German debt brake still applies, despite historical defence spending pledge

German Chancellor Olaf Scholz attends a security meeting of the Federal German Cabinet on the situation in Ukraine, in Berlin. [EPA-EFE/RAINER KEUENHOF / POOL]

The €100 billion the German government announced it would spend on military equipment on Sunday does not mean extra spending is on the table in other areas, a German government spokesperson stressed on Monday.

Germany will spend an extra €100 billion on defence through a special fund and disburse more than NATO’s 2% target each year from now on, Chancellor Olaf Scholz announced on Sunday. The announcement is widely considered a major policy shift.

While the announcement was welcomed among Germany’s EU and NATO partners, critics questioned why the government was ready to increase military spending while refusing to take up debt and spend more on areas such as health or education.
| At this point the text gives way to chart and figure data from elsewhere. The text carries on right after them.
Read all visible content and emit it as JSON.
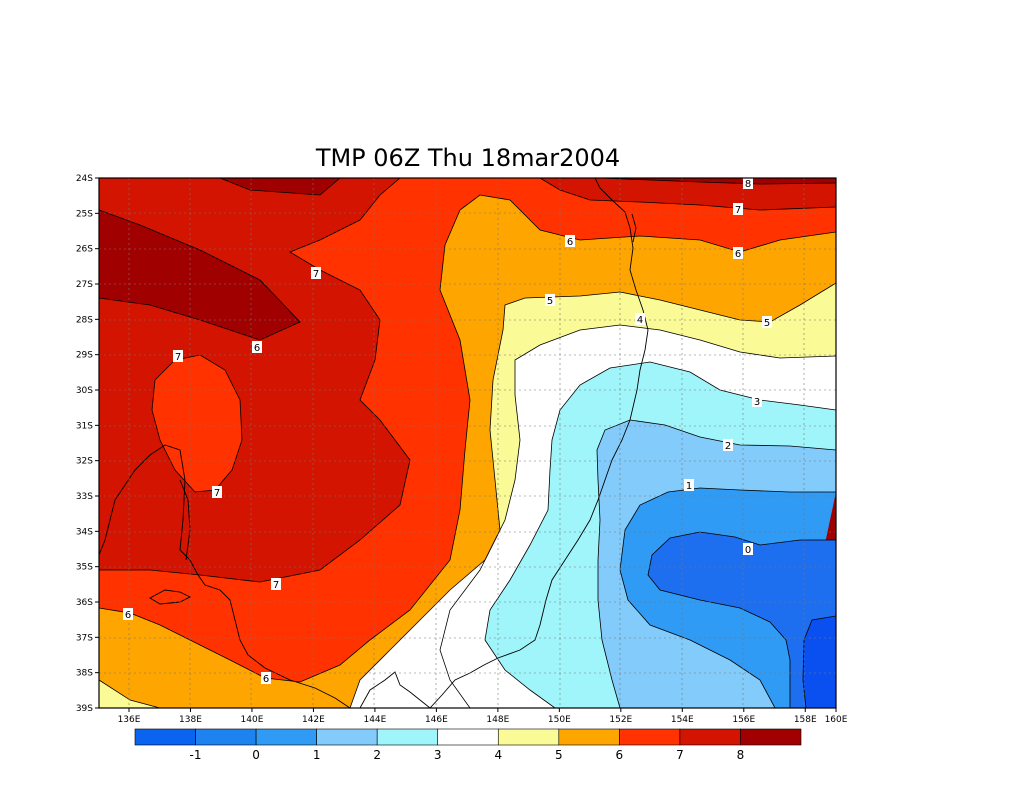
{
  "title": "TMP 06Z Thu 18mar2004",
  "lat_ticks": [
    "24S",
    "25S",
    "26S",
    "27S",
    "28S",
    "29S",
    "30S",
    "31S",
    "32S",
    "33S",
    "34S",
    "35S",
    "36S",
    "37S",
    "38S",
    "39S"
  ],
  "lon_ticks": [
    "136E",
    "138E",
    "140E",
    "142E",
    "144E",
    "146E",
    "148E",
    "150E",
    "152E",
    "154E",
    "156E",
    "158E",
    "160E"
  ],
  "contour_labels": [
    "8",
    "7",
    "6",
    "5",
    "4",
    "3",
    "2",
    "1",
    "0",
    "7",
    "6",
    "7",
    "7",
    "7",
    "6",
    "6",
    "5",
    "6"
  ],
  "colorbar": {
    "labels": [
      "-1",
      "0",
      "1",
      "2",
      "3",
      "4",
      "5",
      "6",
      "7",
      "8"
    ],
    "colors": [
      "#0a64f0",
      "#1e82f0",
      "#2f9bf5",
      "#82cbfa",
      "#a0f5fa",
      "#ffffff",
      "#fafa96",
      "#ffa500",
      "#ff3200",
      "#d21400",
      "#a00000"
    ]
  },
  "colors": {
    "level_0": "#1e6ef0",
    "level_1": "#2f9bf5",
    "level_2": "#82cbfa",
    "level_3": "#a0f5fa",
    "level_4": "#ffffff",
    "level_5": "#fafa96",
    "level_6": "#ffa500",
    "level_7": "#ff3200",
    "level_8": "#d21400",
    "level_9": "#a00000",
    "level_10": "#0a50f0"
  }
}
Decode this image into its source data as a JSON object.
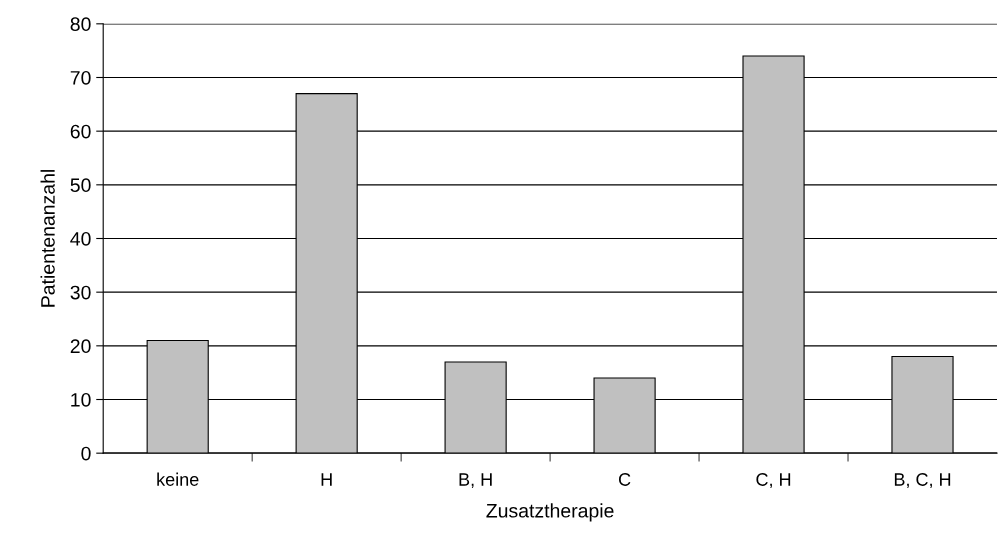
{
  "chart_data": {
    "type": "bar",
    "xlabel": "Zusatztherapie",
    "ylabel": "Patientenanzahl",
    "categories": [
      "keine",
      "H",
      "B, H",
      "C",
      "C, H",
      "B, C, H"
    ],
    "values": [
      21,
      67,
      17,
      14,
      74,
      18
    ],
    "color": "#c0c0c0",
    "ylim": [
      0,
      80
    ],
    "yticks": [
      0,
      10,
      20,
      30,
      40,
      50,
      60,
      70,
      80
    ],
    "grid": "y",
    "legend": false
  }
}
Asked by reporters whether the additional military spending meant a special fund could also be raised to reward healthcare workers financially, the spokesperson made it clear that the €100 billion was a ‘one-off’ and that the government was still committed to the debt brake.

“On top of all the measures that are necessary in this country and that we support as a government, we are now taking additional measures in the face of a changed international environment,” he said. “This is why the special fund does not mean that we can spend additional money within the regular budget,” he added.

The spokesperson also said that Finance Minister Christian Lindner of the business-friendly FDP was very clear that debt should be reigned in.

Germany’s national debt brake limits new debt to 0.35% of the country’s GDP each year. Within the governing coalition, Lindner’s FDP is the party that most fervently insists on sticking to this rule.